Actually, Miracle Rogue has come back over the past few days, probably because of all the hunter. I also haven't seen as much Doomhammer as there was a couple weeks ago, in exchange there are a lot of Bloodlust Shamans, which is actually pretty strong.
And I underrated Loatheb, it really is a great card that should be in most decks. Although there are people that are taking it a bit too far, like Loatheb in zoo or other stuff where it doesn't have any place. Undertaker is also crazy good (in zoo), it either forces an immediate response from them or it becomes a yeti within a few turns. Mad Scientist has been manageable for me, mostly because it can pull out the Explosive or Freezing Trap at a bad time for them, and thus not get too much value, although it is still a great card. I'm more pissed off when I play Secret Mage, because they can just run like 8 secrets (Vaporize, Mirror Entity, Counterspell, Duplicate) and it's annoying as hell to figure them out.
I really like Deathlord in zoo, of course, it can backfire, but the card is a huge pile of stats, and it's the ultimate mirror tech. It pulls out Doomguard an improbably large amount of the time, stuff like turn 4 Rag is gg (this was with my Priest when I had no Shadow Word Death), but it's better than Blood Knight, especially since Divine Zoo is mostly dead.
Shockadin seems mostly dead, maybe because of Kolento, but Control Paladin is the norm. Mage is in an interesting place where the main deck pre-Naxx (freeze mage) is basically nonexistent, so what you see is a mix of secrets, face mage, midrange-y without any theme except good value cards, and other stuff. Control Warrior is reasonably popular, which I'm happy with because it's a fun match up with any class.
Druid is almost exclusively token, I've found, although I've still played some slow ramp decks. And Priest is a pretty viable and popular deck now, most run Deathlord, which makes me happy for my two Shadow Word Pain, and it has a decent time. The Priest mirror is really swingy, with a lot of changes of board control. It usually comes down to who paces their Northshire right, drawing enough to get a strong midgame but not too much that you fatigue and die.

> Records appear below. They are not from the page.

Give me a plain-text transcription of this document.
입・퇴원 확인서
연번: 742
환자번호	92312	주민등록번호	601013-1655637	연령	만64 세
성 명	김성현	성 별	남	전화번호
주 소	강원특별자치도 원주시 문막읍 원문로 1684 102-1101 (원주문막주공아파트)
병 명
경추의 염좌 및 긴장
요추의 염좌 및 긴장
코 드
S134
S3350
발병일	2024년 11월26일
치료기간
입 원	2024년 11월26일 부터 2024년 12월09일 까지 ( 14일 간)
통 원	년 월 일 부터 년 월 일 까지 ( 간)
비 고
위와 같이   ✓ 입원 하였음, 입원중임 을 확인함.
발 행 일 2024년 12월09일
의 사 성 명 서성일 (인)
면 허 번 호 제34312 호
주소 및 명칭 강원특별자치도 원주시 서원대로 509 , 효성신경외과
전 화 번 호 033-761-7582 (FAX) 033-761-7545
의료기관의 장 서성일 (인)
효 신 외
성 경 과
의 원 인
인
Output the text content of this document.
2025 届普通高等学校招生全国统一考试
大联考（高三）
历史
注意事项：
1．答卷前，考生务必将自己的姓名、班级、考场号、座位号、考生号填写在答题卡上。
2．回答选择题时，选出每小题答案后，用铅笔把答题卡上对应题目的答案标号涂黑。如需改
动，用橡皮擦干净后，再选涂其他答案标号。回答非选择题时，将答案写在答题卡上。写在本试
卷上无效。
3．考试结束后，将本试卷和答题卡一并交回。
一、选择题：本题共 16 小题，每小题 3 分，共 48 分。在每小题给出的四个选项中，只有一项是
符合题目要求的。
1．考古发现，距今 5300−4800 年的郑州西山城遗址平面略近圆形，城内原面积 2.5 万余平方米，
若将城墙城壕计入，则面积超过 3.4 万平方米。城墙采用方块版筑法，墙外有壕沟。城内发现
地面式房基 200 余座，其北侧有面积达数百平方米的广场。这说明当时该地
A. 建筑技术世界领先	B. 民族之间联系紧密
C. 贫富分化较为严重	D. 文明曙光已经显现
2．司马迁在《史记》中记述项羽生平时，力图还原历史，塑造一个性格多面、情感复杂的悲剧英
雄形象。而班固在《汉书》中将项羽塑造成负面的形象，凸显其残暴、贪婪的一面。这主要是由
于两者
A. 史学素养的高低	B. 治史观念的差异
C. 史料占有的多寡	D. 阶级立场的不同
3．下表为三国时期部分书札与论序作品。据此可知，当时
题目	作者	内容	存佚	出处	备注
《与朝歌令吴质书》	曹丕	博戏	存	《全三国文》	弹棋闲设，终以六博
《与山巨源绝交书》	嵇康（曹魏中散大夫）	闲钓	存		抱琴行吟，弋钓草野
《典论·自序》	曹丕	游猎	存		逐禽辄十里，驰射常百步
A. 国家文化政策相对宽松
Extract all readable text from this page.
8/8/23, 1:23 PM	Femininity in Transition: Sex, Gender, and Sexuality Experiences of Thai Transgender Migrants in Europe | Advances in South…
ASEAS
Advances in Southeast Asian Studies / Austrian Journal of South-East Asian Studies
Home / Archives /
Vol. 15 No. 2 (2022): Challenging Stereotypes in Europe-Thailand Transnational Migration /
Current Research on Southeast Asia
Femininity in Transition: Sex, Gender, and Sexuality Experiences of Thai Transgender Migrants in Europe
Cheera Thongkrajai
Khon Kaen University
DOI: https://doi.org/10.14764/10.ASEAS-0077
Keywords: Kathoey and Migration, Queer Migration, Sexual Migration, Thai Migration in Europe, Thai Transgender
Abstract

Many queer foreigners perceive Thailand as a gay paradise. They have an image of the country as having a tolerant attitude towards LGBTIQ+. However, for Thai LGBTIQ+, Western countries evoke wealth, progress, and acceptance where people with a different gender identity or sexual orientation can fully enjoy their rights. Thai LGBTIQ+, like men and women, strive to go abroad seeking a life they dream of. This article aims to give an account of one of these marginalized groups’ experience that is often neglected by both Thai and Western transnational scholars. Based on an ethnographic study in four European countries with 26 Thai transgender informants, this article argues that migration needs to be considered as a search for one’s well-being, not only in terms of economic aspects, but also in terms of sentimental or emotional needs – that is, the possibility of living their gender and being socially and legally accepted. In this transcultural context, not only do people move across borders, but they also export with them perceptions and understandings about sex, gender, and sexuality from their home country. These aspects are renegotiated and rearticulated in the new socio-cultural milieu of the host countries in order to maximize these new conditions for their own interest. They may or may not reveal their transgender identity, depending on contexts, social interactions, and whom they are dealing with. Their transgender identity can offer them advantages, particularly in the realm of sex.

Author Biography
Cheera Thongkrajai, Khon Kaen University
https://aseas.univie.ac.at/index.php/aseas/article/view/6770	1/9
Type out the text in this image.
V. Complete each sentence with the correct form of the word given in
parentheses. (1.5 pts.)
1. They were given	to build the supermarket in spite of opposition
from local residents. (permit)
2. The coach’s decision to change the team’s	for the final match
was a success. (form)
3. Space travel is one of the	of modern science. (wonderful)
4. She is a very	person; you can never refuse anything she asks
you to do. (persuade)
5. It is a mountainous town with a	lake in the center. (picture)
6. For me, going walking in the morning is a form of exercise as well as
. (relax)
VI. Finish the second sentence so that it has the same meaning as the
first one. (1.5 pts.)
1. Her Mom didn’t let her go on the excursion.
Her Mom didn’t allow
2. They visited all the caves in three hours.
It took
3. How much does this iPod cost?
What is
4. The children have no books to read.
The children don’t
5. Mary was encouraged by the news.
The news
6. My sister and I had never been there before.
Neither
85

In general the meta's slowed down a lot, it used to be that I only went to fatigue in Priest mirrors, really unusual games and the odd Control Warrior, but I went to fatigue with my midrange Mage against a Druid, a Handlock fatigued against me, and it's really absurd how quickly Hunters can go through their decks. There's been plenty of situations where I have 15 cards left in the deck and they have 4 or 5.
That was a lot longer than I thought it would be, but I've been playing a lot so I wanted to share my meta experience.